Of the Stationary State: Hitherto [1848] it is questionable if all the mechanical inventions yet made have lightened the day’s toil of any human being. They have enabled a greater population to live the same life of drudgery and imprisonment, and an increased number of manufacturers and others to make fortunes. They have increased the comforts of the middle classes. But they have not yet begun to effect those great changes in human destiny, which it is in their nature and in their futurity to accomplish. Only when, in addition to just institutions, the increase of mankind shall be under the deliberate guidance of judicious foresight, can the conquests made from the powers of nature by the intellect and energy of scientific discoverers, become the common property of the species, and the means of improving and elevating the universal lot.

The “[1848]” in square brackets was added by W.J. Ashley in 1909 to indicate that that that first sentence, with its “Hitherto,” had been in the book since its first 1848 edition.
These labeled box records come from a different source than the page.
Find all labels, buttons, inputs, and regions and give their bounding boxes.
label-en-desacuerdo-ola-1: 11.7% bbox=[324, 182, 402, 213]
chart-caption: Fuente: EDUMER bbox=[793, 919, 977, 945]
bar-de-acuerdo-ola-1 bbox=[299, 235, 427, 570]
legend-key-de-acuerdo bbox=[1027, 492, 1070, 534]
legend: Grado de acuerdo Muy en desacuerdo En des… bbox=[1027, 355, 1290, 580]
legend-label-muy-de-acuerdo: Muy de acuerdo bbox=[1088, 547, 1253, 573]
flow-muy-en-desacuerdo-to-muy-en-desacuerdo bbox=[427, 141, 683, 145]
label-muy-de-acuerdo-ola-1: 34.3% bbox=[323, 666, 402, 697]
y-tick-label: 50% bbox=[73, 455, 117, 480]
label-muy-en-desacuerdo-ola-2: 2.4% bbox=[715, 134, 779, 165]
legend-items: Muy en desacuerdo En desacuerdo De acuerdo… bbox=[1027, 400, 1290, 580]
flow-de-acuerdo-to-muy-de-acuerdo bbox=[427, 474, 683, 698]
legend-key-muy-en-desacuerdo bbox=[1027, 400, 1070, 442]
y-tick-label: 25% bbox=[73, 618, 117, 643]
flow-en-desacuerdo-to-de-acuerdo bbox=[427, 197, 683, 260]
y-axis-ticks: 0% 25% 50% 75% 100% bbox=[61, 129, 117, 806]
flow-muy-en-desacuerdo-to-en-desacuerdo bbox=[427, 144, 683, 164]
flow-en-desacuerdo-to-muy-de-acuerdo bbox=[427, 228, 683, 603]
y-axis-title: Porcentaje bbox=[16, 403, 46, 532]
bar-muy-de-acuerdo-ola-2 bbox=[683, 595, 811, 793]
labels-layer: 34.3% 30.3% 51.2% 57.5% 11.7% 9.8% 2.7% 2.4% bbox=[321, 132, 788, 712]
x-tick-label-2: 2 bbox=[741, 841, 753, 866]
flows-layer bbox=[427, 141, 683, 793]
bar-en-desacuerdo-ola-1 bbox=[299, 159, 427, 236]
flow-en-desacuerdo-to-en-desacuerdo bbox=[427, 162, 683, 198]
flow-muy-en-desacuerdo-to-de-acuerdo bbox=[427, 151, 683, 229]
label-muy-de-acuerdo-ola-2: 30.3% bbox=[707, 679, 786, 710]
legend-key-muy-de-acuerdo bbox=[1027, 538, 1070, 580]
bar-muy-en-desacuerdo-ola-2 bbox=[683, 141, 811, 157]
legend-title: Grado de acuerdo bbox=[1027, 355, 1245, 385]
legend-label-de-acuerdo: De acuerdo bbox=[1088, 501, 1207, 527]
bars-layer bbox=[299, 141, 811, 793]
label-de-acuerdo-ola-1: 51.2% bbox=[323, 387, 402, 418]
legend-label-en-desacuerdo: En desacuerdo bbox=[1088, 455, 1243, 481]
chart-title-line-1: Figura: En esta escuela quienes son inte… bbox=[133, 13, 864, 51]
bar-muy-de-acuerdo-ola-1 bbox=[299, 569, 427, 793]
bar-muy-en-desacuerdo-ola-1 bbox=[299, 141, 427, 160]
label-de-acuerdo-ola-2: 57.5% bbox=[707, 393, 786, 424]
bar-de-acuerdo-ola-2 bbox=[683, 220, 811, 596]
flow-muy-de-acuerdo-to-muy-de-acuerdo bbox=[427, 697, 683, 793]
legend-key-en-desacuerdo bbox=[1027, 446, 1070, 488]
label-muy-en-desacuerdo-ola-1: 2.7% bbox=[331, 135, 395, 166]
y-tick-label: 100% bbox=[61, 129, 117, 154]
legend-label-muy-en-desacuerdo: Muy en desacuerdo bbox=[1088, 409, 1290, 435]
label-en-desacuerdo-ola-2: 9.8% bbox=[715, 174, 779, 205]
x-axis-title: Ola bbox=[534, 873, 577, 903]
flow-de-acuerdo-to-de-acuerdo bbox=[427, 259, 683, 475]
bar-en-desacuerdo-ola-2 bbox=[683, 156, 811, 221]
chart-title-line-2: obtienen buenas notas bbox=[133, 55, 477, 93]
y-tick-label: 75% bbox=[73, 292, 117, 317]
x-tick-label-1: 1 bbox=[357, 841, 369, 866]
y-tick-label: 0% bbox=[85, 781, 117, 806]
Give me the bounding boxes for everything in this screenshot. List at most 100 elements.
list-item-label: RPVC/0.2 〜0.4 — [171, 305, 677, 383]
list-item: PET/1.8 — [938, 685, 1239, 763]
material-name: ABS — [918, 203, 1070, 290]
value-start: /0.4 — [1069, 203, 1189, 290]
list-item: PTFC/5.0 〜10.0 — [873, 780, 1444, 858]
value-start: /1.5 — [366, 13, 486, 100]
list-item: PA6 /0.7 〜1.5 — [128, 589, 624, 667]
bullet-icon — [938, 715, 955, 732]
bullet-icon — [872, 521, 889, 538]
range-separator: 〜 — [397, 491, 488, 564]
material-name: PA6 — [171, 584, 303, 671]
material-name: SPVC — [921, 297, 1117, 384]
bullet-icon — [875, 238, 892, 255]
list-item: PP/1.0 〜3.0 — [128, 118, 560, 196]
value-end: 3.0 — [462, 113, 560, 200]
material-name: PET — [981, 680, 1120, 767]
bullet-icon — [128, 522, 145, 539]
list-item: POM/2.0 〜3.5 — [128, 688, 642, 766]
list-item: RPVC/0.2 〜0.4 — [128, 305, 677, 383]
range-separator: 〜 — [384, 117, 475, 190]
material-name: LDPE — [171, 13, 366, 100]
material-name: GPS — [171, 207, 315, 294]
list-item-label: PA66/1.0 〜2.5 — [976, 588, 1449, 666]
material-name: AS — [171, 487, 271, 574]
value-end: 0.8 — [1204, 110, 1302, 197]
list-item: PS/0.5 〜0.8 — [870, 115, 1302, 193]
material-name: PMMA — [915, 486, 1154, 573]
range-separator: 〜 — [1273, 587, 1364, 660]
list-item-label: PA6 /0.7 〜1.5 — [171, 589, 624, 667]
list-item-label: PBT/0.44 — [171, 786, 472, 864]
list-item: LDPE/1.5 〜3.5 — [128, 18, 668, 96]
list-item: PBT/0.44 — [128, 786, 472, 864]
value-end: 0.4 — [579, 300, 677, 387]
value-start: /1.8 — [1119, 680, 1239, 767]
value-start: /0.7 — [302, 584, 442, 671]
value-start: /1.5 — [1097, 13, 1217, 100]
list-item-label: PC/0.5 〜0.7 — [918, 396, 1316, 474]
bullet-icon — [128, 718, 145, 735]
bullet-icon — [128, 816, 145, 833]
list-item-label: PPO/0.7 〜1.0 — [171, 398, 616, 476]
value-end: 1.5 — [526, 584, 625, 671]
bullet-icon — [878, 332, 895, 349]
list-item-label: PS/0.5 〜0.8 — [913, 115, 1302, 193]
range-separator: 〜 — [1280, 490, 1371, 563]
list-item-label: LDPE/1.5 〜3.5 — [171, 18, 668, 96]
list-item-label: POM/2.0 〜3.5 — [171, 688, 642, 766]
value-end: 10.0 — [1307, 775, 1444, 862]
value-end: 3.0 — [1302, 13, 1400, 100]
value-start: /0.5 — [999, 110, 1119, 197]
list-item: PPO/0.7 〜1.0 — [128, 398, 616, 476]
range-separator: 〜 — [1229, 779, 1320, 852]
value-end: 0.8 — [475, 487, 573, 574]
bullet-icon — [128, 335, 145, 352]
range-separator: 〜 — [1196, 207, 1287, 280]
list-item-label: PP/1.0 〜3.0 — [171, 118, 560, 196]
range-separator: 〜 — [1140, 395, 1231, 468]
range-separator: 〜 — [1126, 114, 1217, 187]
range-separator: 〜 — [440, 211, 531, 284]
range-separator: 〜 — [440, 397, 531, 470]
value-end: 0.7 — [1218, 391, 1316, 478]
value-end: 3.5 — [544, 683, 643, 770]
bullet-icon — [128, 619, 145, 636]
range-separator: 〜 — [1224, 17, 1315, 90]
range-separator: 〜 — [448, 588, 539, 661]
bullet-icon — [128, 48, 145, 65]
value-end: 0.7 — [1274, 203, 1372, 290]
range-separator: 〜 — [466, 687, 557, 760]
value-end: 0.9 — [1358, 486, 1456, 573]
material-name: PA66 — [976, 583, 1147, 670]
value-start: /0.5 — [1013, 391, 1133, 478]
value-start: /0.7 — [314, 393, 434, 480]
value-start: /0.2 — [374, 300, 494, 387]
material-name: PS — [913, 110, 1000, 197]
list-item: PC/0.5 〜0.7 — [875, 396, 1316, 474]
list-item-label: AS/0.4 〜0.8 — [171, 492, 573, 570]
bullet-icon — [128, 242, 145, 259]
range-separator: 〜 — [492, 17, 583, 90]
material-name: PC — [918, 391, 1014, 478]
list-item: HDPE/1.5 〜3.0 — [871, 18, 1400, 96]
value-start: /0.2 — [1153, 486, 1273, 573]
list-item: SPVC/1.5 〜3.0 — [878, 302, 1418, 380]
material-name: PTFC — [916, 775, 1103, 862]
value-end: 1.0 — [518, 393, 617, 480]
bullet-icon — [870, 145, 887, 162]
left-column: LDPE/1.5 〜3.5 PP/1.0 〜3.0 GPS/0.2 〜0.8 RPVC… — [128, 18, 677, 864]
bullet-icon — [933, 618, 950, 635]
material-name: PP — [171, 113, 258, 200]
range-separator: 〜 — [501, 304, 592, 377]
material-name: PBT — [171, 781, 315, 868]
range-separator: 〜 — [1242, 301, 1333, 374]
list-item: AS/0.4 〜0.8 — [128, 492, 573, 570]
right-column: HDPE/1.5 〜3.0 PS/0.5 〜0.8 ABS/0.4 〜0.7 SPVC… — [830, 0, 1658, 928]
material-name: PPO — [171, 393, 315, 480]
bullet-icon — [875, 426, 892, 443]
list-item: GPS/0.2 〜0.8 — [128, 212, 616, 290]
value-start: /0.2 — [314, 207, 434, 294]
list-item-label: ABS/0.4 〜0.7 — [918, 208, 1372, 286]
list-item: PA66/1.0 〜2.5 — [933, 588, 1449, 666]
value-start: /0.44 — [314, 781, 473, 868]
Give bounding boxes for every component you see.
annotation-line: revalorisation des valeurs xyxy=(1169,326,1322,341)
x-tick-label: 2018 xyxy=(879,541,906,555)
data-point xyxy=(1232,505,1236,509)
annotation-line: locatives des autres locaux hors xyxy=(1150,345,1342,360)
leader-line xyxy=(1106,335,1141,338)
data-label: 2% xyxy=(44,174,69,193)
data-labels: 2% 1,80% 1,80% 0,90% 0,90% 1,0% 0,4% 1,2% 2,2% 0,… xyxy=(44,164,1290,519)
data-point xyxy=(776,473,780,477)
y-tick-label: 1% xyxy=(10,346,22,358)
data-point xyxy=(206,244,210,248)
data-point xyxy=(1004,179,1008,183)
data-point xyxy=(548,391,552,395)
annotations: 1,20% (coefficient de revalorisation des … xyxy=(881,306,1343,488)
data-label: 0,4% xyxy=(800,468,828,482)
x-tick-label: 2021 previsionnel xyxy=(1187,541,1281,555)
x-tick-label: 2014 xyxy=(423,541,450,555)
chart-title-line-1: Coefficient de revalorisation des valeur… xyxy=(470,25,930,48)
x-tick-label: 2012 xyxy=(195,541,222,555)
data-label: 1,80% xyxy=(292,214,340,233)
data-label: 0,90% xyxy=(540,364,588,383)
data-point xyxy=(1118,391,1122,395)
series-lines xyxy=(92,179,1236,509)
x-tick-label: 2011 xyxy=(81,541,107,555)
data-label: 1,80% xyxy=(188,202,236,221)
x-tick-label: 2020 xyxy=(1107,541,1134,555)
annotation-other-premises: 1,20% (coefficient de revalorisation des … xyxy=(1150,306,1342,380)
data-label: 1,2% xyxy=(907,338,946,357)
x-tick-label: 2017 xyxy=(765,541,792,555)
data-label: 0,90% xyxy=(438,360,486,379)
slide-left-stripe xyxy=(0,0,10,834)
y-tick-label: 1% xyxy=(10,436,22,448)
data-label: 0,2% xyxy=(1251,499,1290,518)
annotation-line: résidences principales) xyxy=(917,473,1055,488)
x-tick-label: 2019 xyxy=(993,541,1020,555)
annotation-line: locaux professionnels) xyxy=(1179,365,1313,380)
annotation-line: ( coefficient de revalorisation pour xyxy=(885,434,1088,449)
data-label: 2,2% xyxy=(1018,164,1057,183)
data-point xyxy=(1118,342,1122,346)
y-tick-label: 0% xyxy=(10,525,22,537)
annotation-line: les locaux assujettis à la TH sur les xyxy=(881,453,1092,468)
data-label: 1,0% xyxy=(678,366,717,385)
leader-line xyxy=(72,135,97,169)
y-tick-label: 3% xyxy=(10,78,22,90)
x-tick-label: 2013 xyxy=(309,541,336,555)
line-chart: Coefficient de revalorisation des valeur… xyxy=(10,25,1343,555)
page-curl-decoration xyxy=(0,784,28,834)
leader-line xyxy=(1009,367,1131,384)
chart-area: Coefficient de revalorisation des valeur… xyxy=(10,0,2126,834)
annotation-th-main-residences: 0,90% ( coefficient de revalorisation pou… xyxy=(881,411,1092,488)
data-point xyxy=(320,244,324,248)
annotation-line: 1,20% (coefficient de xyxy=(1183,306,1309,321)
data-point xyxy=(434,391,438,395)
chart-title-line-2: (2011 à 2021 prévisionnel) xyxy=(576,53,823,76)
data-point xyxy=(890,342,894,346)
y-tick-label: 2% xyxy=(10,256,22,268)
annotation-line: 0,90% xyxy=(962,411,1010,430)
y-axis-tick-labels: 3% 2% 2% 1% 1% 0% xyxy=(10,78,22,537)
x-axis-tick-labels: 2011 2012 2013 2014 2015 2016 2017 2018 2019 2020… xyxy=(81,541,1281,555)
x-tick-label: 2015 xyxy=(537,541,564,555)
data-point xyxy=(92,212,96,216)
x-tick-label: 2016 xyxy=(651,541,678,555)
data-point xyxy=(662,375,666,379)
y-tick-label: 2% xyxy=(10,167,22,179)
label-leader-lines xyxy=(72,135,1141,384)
Mill’s time references, Ashley explained, were:

occasionally a little bewildering: a “now” in his text may mean any time between 1848 and 1871. In every case where it seemed necessary to ascertain and to remind the reader of the time when a particular sentence was written, I have inserted the date in the text in square brackets…

Political Economy came out in seven editions: 1848, 1849, 1852, 1857, 1862, 1865, and 1871. In none of them did Mill himself think that it was worth changing “hitherto” to “formerly.”